4.7. Statistical Analysis

The data are expressed in terms of means ± SD. The normality of data were determined by the Shapiro–Wilk test. The results were evaluated to identify variances between the WT and SREBP1c KO groups using independent two-tailed Student t-tests that were conducted using the GraphPad (version 8.4, GraphPad Software, San Diego, CA, USA) and R studio libraries (R Studio, Boston, MA, USA), ggplot2, and ggsignif. A p-value of less than 0.05 was considered to be statistically significant in all the analyses. Power analysis to determine the minimum number in a sample size required per group was performed using “La Morte’s Power Calculator” at alpha level 0.05 to achieve a power of at least 90% [68]. The minimum required sample sizes obtained using this method were: at least n = 5 mice for mRNA relative expression analysis; n = 3 mice for relative optical density values obtained from western blot analysis. However, due to costs and technical limitations, the sample size utilized for the RNA-seq analysis was limited to 2 biological replicates, in accordance with previous studies [69,70]. Possible decreases in the true positive rate were compensated by the use of the EdgeR tool [71].

5. Conclusions

In summary, our study highlights the presence of alterations in the expression of novel gene candidates (closely related to schizophrenia-like behavior) in the hippocampus of SREBP-1c KO mice. Based on our results, we propose that the findings in the schizophrenia-like behavioral phenotype of SREBP1-c KO mice are closely linked to the differential gene expression of Glp2r, Ndn, Il1r1, Erbb4, and , which possibly results in changes in signaling transduction, cell differentiation, and cell survival within the hippocampal cell population.

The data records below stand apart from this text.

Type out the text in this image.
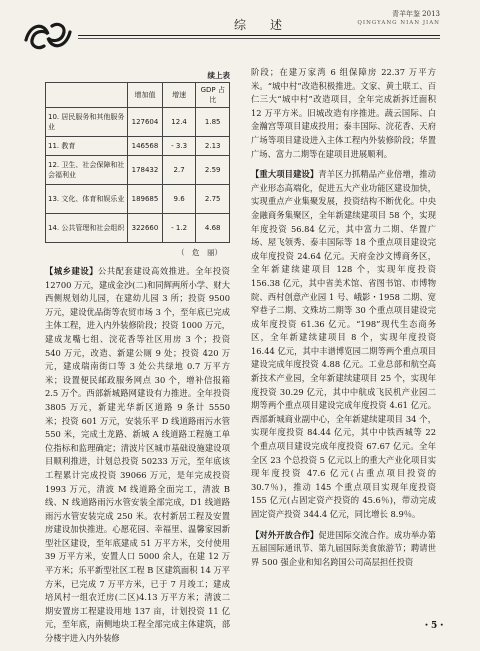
综　述
青羊年鉴 2013
QINGYANG NIAN JIAN
续上表
	增加值	增速	GDP 占比
10. 居民服务和其他服务业	127604	12.4	1.85
11. 教育	146568	- 3.3	2.13
12. 卫生、社会保障和社会福利业	178432	2.7	2.59
13. 文化、体育和娱乐业	189685	9.6	2.75
14. 公共管理和社会组织	322660	- 1.2	4.68
（　危　丽）

【城乡建设】公共配套建设高效推进。全年投资 12700 万元，建成金沙(二)和同辉两所小学、财大西侧规划幼儿园，在建幼儿园 3 所；投资 9500 万元，建设优品街等农贸市场 3 个，至年底已完成主体工程，进入内外装修阶段；投资 1000 万元，建成龙嘴七组、浣花香等社区用房 3 个；投资 540 万元，改造、新建公厕 9 处；投资 420 万元，建成瑞南街口等 3 处公共绿地 0.7 万平方米；设置便民邮政服务网点 30 个，增补信报箱 2.5 万个。西部新城路网建设有力推进。全年投资 3805 万元，新建光华新区道路 9 条计 5550 米；投资 601 万元，安装乐平 D 线道路雨污水管 550 米，完成土龙路、新城 A 线道路工程施工单位指标和监理确定；清波片区城市基础设施建设项目顺利推进，计划总投资 50233 万元，至年底该工程累计完成投资 39066 万元，是年完成投资 1993 万元，清波 M 线道路全面完工，清波 B 线、N 线道路雨污水管安装全部完成，D1 线道路雨污水管安装完成 250 米。农村新居工程及安置房建设加快推进。心愿花园、幸福里、温馨家园新型社区建设，至年底建成 51 万平方米，交付使用 39 万平方米，安置人口 5000 余人，在建 12 万平方米；乐平新型社区工程 B 区建筑面积 14 万平方米，已完成 7 万平方米，已于 7 月竣工；建成培风村一组农迁房(二区)4.13 万平方米；清波二期安置房工程建设用地 137 亩，计划投资 11 亿元，至年底，南侧地块工程全部完成主体建筑，部分楼宇进入内外装修

阶段；在建万家湾 6 组保障房 22.37 万平方米。“城中村”改造积极推进。文家、黄土联工、百仁三大“城中村”改造项目，全年完成新拆迁面积 12 万平方米。旧城改造有序推进。蔬云国际、白金瀚宫等项目建成投用；泰丰国际、浣花香、天府广场等项目建设进入主体工程内外装修阶段；华置广场、富力二期等在建项目进展顺利。

【重大项目建设】青羊区力抓精品产业倍增，推动产业形态高端化，促进五大产业功能区建设加快，实现重点产业集聚发展，投资结构不断优化。中央金融商务集聚区，全年新建续建项目 58 个，实现年度投资 56.84 亿元，其中富力二期、华置广场、屋飞领秀、泰丰国际等 18 个重点项目建设完成年度投资 24.64 亿元。天府金沙文博商务区，全年新建续建项目 128 个，实现年度投资 156.38 亿元，其中省美术馆、省图书馆、市博物院、西村创意产业园 1 号、峨影・1958 二期、宽窄巷子二期、文殊坊二期等 30 个重点项目建设完成年度投资 61.36 亿元。“198”现代生态商务区，全年新建续建项目 8 个，实现年度投资 16.44 亿元，其中丰谱博览园二期等两个重点项目建设完成年度投资 4.88 亿元。工业总部和航空高新技术产业园，全年新建续建项目 25 个，实现年度投资 30.29 亿元，其中中航成飞民机产业园二期等两个重点项目建设完成年度投资 4.61 亿元。西部新城商业副中心，全年新建续建项目 34 个，实现年度投资 84.44 亿元，其中中铁西城等 22 个重点项目建设完成年度投资 67.67 亿元。全年全区 23 个总投资 5 亿元以上的重大产业化项目实现年度投资 47.6 亿元(占重点项目投资的 30.7％)，推动 145 个重点项目实现年度投资 155 亿元(占固定资产投资的 45.6％)，带动完成固定资产投资 344.4 亿元，同比增长 8.9％。

【对外开放合作】促进国际交流合作。成功举办第五届国际通讯节、第九届国际美食旅游节；聘请世界 500 强企业和知名跨国公司高层担任投资

・5・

However, further scrutiny of the translational value from rodent models to human patients needs to be done to fully establish the relationship with the differentially expressed genes found in this study and the conjectured hippocampal functional alterations. Furthermore, due to the multifaceted hypotheses surrounding the etiology of schizophrenia, it would be worthwhile to explore the developmental transcriptome system of this model in future studies. This would provide an avenue for the elucidation of possible DEGs related to the neurodevelopmental hypothesis of schizophrenia’s etiology. Nevertheless, acquiring this information represents an important starting point for the establishment of new models for schizophrenia and provides a novel avenue for future studies that may explore new therapeutic targets to treat schizophrenia.